Souveraineté des données
André Golliez (Zetamind AG, Swiss Data Alliance)
La souveraineté des données désigne le droit et la capacité des individus ou des organisations (entreprises, administrations, organismes de représentation politique etc.) à pouvoir contrôler et utiliser de manière autodéterminée les données qu’ils·elles ont eux·elles-mêmes générées ou collectées, ou qui les concernent.
État des lieux
Jusqu’à maintenant, l’aménagement juridique du principe de la souveraineté des données a été abordé principalement sous l’aspect défensif de la protection contre une utilisation abusive des données. C’est en particulier le cas pour les données à caractère personnel dans le cadre de la législation sur la protection des données ou pour les données techniques et spécialisées des entreprises privées dans le cadre du droit de la concurrence et de la propriété intellectuelle. À l’avenir, avec la perspective offensive de pouvoir mieux utiliser les données existantes tout en satisfaisant aux exigences des individus et des organisations propriétaires des données, le principe de la souveraineté des données revêtira une importance centrale. Au cours des quinze dernières années, trois axes principaux ont émergé à cet effet dans de nombreux pays: l’utilisation ouverte et libre du plus grand nombre possible de données à caractère non personnel par tous·tes les acteurs·rices («open data»), l’utilisation de données à caractère personnel par les personnes concernées («my data») et le partage de données sensibles entre entreprises et administrations dans le respect de conditions strictes («shared data»).
En Suisse, ces trois piliers d’une économie fondée sur les données autodéterminée, fonctionnelle et prospère ne sont encore que peu développés. Il manque une législation contraignante en matière d’open data, en particulier dans le domaine de l’administration (open government data). La législation relative aux données à caractère personnel concerne toujours principalement la protection des données, mais sa nouvelle version révisée comprend aussi le droit à la portabilité des données. Quant au partage de données sensibles à caractère non personnel entre entreprises et administrations, il lui manque tant un cadre légal que les infrastructures nécessaires en termes organisationnels et techniques.
Perspectives d’avenir
Dans les années à venir, il s’agira de déterminer qui dispose et qui peut profiter des données générées en Suisse ou produites par des ressortissant·e·s suisses. Étant donné la concentration exclusive croissante des données sur un nombre restreint de plateformes globales, la souveraineté des données de la Suisse est gravement menacée.

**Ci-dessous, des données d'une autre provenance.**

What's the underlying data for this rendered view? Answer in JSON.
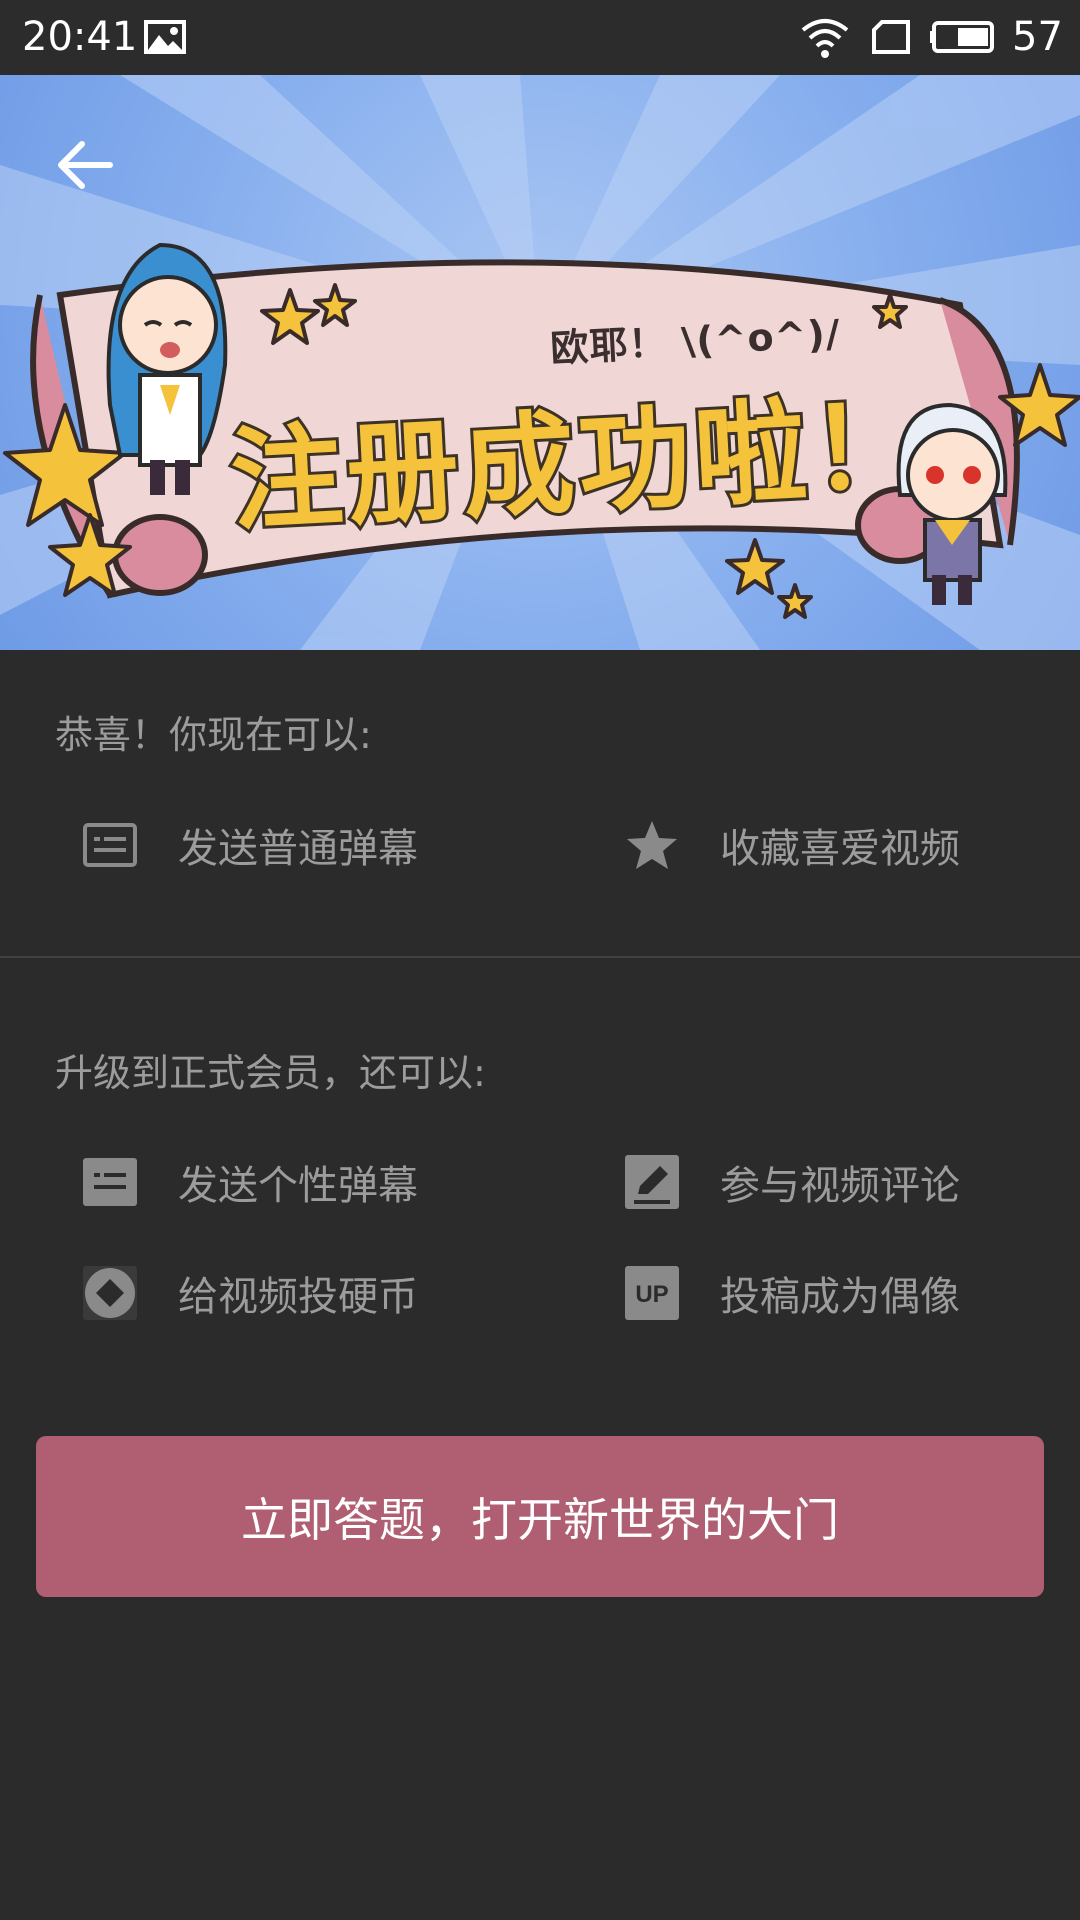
{
  "status_bar": {
    "time": "20:41",
    "battery_level": "57",
    "icons": [
      "gallery-icon",
      "wifi-icon",
      "sim-card-icon",
      "battery-icon"
    ]
  },
  "banner": {
    "greeting": "欧耶！ \\(^o^)/",
    "title": "注册成功啦！",
    "back_icon": "arrow-left-icon"
  },
  "section_current": {
    "heading": "恭喜！你现在可以:",
    "features": [
      {
        "label": "发送普通弹幕",
        "icon": "danmaku-icon"
      },
      {
        "label": "收藏喜爱视频",
        "icon": "star-icon"
      }
    ]
  },
  "section_upgrade": {
    "heading": "升级到正式会员，还可以:",
    "features": [
      {
        "label": "发送个性弹幕",
        "icon": "styled-danmaku-icon"
      },
      {
        "label": "参与视频评论",
        "icon": "pencil-icon"
      },
      {
        "label": "给视频投硬币",
        "icon": "coin-icon"
      },
      {
        "label": "投稿成为偶像",
        "icon": "up-icon"
      }
    ]
  },
  "cta": {
    "label": "立即答题，打开新世界的大门"
  },
  "colors": {
    "background": "#2b2b2b",
    "accent_button": "#b05e72",
    "muted_text": "#9c9c9c",
    "banner_sky": "#86aeee",
    "title_yellow": "#f4c23b"
  }
}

Afin qu’en Suisse tou·te·s les citoyen·ne·s, organismes de représentation politique, entreprises, administrations et autres institutions et organisations puissent à l’avenir utiliser leurs données de manière optimisée et autodéterminée, des mesures juridiques, organisationnelles, techniques et éducatives s’imposent à tous les niveaux.
Dans les années à venir, la possibilité d’une gestion souveraine de ses propres données nécessitera pour la Suisse une politique des données complète et détaillée impliquant la société civile, l’économie et la science, afin de mettre en place ensemble un espace de données digne de confiance (Swiss data space).